Revision history for this message
Craig Huffstetler (xq) said :
#13

And at first I was going to guess your music player due to constant "searching" for music. I was going to assume:

a) You were searching for new music (archiving a lot of music);
or b) Your music player was playing catch up on new files because of a new installation (like changing music players or an upgrade/import).

However, if gconf2d is the culprit the above will indeed find out if that is the culprit. You can also do this, in addition to install iotop and giving us the out:

tail /var/log/messages

And I bet it is *full* of errors from gconfd-2...

Revision history for this message
Craig Huffstetler (xq) said :
#14

Oops, posted to late. I'm glad this is resolved. Maybe it was the sound of music ;-)

Cheers,

Craig

Revision history for this message
Dragan Tomas (croatian-earthlink) said :
#15

I Googled up a few things and tried something one person suggested, which is to clean my ~/.config folder. I didn't want to clean up the entire folder so I logged in as root and then only deleted some saved sessions (some were from yesterday). I simply snooped around the .config folder and all sub-folders for any suspicious temporary files or stuff I thought wasn't necessary to have and that finally did the trick for me. One thing I recall doing before it started going berserk on me is that I placed a check-mark next to the option called "Automatically remember running applications when logging out" in the Startup Applications Preferences app. I'll be watching it to see if it will crop up again, but so far so good.

My video card is an older one, model 7000/VE, a.k.a Radeon RV100 QY. I had to customize my xorg.conf right from the start because compiz was terribly slow and impractical without it. This is nothing new for this type of video card, I also had to do it for other distributions as well.

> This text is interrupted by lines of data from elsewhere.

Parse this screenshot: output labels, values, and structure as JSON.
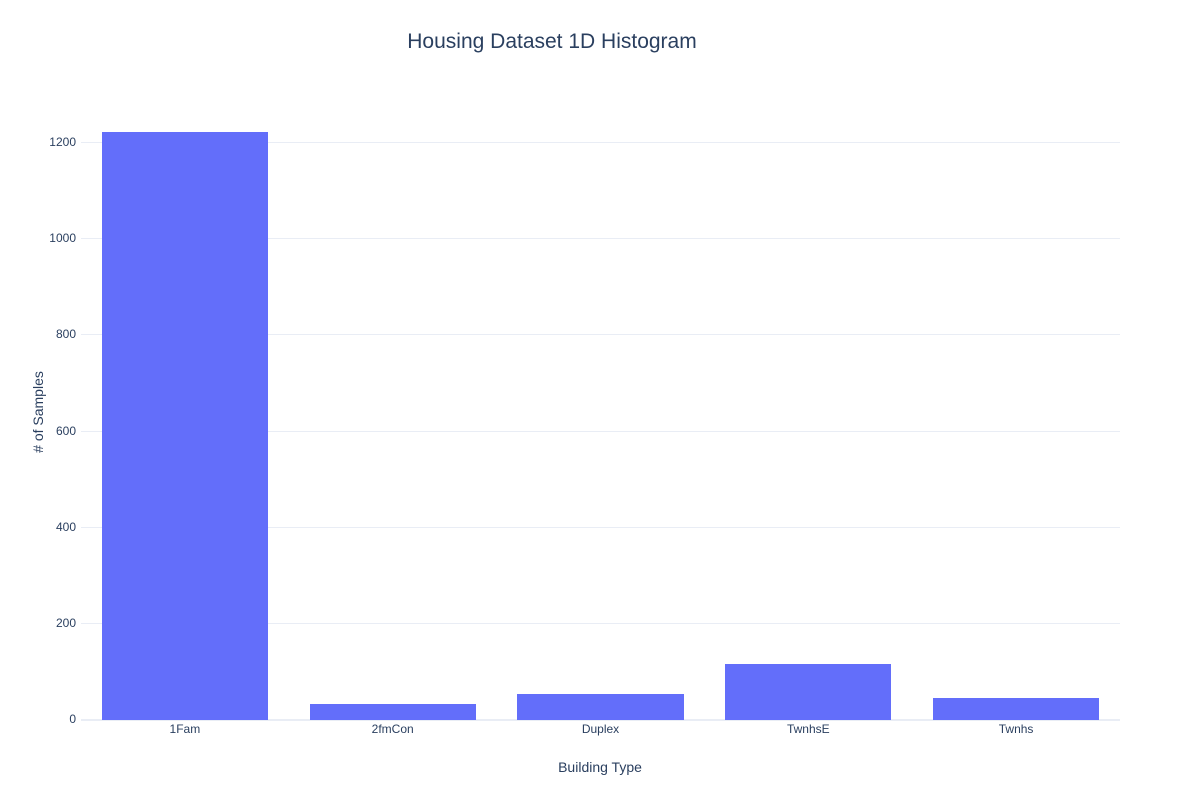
{
  "chart_data": {
    "type": "bar",
    "title": "Housing Dataset 1D Histogram",
    "xlabel": "Building Type",
    "ylabel": "# of Samples",
    "categories": [
      "1Fam",
      "2fmCon",
      "Duplex",
      "TwnhsE",
      "Twnhs"
    ],
    "values": [
      1220,
      31,
      52,
      114,
      43
    ],
    "yticks": [
      0,
      200,
      400,
      600,
      800,
      1000,
      1200
    ],
    "ylim": [
      0,
      1277
    ],
    "grid": true,
    "legend_visible": false,
    "colors": {
      "bar": "#636efa",
      "grid": "#e9edf5",
      "zeroline": "#e9edf5",
      "text": "#2a3f5f",
      "background": "#ffffff"
    }
  }
}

Revision history for this message
Dragan Tomas (croatian-earthlink) said :
#16

The only errors that I can find in the messages are very similar if not just the constant repeats of these 3 (the computer name hidden for privacy):

$ less /var/log/messages | grep error

Apr 2 09:37:49 [hidden-name] kernel: [ 2360.781678] nautilus[4664]: segfault at 4400001f ip b7961e76 sp bfc21ab0 error 4 in libgconf-2.so.4.1.5[b7941000+2e000]
Apr 2 09:38:16 [hidden-name] kernel: [ 2387.948390] awn-applet-acti[5611]: segfault at 12 ip b77f6d99 sp bfe74c80 error 4 in libgdk-x11-2.0.so.0.1600.0[b77dd000+89000]
Apr 2 12:18:26 [hidden-name] kernel: [11997.590492] compiz.real[5527]: segfault at 2da0 ip b71127d5 sp bfd75f90 error 4 in libthumbnail.so[b7110000+7000]

I know that my shiny switcher applet never loads on start-up (it crashes), but after I close avant and open it again it loads up fine. So, that takes care of why the awn has those errors, but why the nautilus and compiz are complaining I don't know.